Production must never overflow, and accumulation may overflow if and only if in 32 bits.

### Inputs

- **a** (heterogeneous) - **T1**:

  N-dimensional quantized matrix a
- **a_scale** (heterogeneous) - **TS**:

  scale of quantized input a
- **a_zero_point** (heterogeneous) - **T1**:

  zero point of quantized input a
- **b** (heterogeneous) - **T2**:

  N-dimensional quantized matrix b
- **b_scale** (heterogeneous) - **TS**:

  scale of quantized input b
- **b_zero_point** (heterogeneous) - **T2**:

  zero point of quantized input b
- **y_scale** (heterogeneous) - **TS**:

  scale of quantized output y
- **y_zero_point** (heterogeneous) - **T3**:

  zero point of quantized output y

### Outputs

- **y** (heterogeneous) - **T3**:

  Quantized matrix multiply results from a * b

### Type Constraints

* **TS** in ( `tensor(bfloat16)`, `tensor(float)`, `tensor(float16)` ):

  Constrain scales.
* **T1** in ( `tensor(float8e4m3fn)`, `tensor(float8e4m3fnuz)`, `tensor(float8e5m2)`, `tensor(float8e5m2fnuz)`, `tensor(int8)`, `tensor(uint8)` ):

  The type of input a and its zeropoint.
* **T2** in ( `tensor(float8e4m3fn)`, `tensor(float8e4m3fnuz)`, `tensor(float8e5m2)`, `tensor(float8e5m2fnuz)`, `tensor(int8)`, `tensor(uint8)` ):

  The type of input b and its zeropoint.
* **T3** in ( `tensor(float8e4m3fn)`, `tensor(float8e4m3fnuz)`, `tensor(float8e5m2)`, `tensor(float8e5m2fnuz)`, `tensor(int8)`, `tensor(uint8)` ):

  The type of the output and its zeropoint.

```{toctree}
text_diff_QLinearMatMul_10_21
```

(l-onnx-op-qlinearmatmul-10)=

## QLinearMatMul - 10

### Version

- **name**: [QLinearMatMul (GitHub)](https://github.com/onnx/onnx/blob/main/docs/Operators.md#QLinearMatMul)
- **domain**: `main`
- **since_version**: `10`
- **function**: `False`
- **support_level**: `SupportType.COMMON`
- **shape inference**: `True`

This version of the operator has been available
**since version 10**.

### Summary

Matrix product that behaves like [numpy.matmul](https://numpy.org/doc/stable/reference/generated/numpy.matmul.html).
It consumes two quantized input tensors, their scales and zero points, scale and zero point of output,
and computes the quantized output. The quantization formula is y = saturate((x / y_scale) + y_zero_point).
For (x / y_scale), it is rounding to nearest ties to even. Refer to https://en.wikipedia.org/wiki/Rounding for details.
Scale and zero point must have same shape. They must be either scalar (per tensor) or N-D tensor
(per row for 'a' and per column for 'b').
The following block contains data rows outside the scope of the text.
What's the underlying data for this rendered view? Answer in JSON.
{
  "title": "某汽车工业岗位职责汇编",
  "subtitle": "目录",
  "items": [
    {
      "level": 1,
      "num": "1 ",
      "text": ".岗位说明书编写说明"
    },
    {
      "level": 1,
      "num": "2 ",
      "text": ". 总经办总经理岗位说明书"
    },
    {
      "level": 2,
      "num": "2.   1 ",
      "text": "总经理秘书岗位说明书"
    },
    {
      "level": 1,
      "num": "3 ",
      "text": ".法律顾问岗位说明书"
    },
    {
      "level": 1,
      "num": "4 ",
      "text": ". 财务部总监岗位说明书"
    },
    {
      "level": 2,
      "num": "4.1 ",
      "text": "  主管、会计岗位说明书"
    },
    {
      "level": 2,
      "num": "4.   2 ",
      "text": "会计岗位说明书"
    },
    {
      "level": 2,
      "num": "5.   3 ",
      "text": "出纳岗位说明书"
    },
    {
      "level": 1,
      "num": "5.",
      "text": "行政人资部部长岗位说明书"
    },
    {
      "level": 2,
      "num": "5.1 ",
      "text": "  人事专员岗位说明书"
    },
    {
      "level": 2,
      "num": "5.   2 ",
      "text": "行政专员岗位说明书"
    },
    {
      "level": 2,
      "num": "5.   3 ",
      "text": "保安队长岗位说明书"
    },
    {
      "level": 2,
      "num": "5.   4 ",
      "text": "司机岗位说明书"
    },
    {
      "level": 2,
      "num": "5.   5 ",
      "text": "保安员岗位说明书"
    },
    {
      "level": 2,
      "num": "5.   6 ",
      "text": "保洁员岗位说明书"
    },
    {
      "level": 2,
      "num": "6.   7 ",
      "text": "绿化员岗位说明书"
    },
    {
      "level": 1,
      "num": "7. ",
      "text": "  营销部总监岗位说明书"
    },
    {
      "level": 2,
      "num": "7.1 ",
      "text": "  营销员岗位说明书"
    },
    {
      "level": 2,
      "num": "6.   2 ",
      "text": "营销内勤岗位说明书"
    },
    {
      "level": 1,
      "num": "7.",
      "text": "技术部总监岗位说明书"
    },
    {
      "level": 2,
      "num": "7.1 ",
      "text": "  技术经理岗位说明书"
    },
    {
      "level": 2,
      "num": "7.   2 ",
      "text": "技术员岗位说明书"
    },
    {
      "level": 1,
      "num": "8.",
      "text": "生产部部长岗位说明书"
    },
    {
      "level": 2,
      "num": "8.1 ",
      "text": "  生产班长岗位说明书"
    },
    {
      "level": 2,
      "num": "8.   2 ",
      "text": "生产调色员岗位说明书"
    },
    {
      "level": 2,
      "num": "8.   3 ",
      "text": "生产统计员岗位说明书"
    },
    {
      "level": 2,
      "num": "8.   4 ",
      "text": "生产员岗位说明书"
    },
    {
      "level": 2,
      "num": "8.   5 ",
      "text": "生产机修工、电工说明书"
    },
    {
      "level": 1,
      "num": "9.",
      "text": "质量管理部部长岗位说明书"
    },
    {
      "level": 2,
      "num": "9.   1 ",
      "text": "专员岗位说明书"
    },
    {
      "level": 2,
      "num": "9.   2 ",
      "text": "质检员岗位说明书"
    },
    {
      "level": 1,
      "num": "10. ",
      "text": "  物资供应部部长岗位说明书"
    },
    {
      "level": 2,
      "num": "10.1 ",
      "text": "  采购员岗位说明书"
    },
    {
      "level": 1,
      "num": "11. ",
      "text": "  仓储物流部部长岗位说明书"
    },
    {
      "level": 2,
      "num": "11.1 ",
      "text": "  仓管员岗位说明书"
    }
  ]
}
Scalar refers to per tensor quantization whereas N-D refers to per row
or per column quantization. If the input is 2D of shape [M, K] then zero point and scale tensor may be
an M element vector [v_1, v_2, ..., v_M] for per row quantization and K element vector of shape [v_1, v_2, ..., v_K]
for per column quantization. If the input is N-D tensor with shape [D1, D2, M, K] then zero point and scale tensor may
have shape [D1, D2, M, 1] for per row quantization and shape [D1, D2, 1, K] for per column quantization.
Production must never overflow, and accumulation may overflow if and only if in 32 bits.

### Inputs

- **a** (heterogeneous) - **T1**:

  N-dimensional quantized matrix a
- **a_scale** (heterogeneous) - **tensor(float)**:

  scale of quantized input a
- **a_zero_point** (heterogeneous) - **T1**:

  zero point of quantized input a
- **b** (heterogeneous) - **T2**:

  N-dimensional quantized matrix b
- **b_scale** (heterogeneous) - **tensor(float)**:

  scale of quantized input b
- **b_zero_point** (heterogeneous) - **T2**:

  zero point of quantized input b
- **y_scale** (heterogeneous) - **tensor(float)**:

  scale of quantized output y
- **y_zero_point** (heterogeneous) - **T3**:

  zero point of quantized output y

### Outputs

- **y** (heterogeneous) - **T3**:

  Quantized matrix multiply results from a * b

### Type Constraints

* **T1** in ( `tensor(int8)`, `tensor(uint8)` ):

  Constrain input a and its zero point data type to 8-bit integer tensor.
* **T2** in ( `tensor(int8)`, `tensor(uint8)` ):

  Constrain input b and its zero point data type to 8-bit integer tensor.
* **T3** in ( `tensor(int8)`, `tensor(uint8)` ):

  Constrain output y and its zero point data type to 8-bit integer tensor.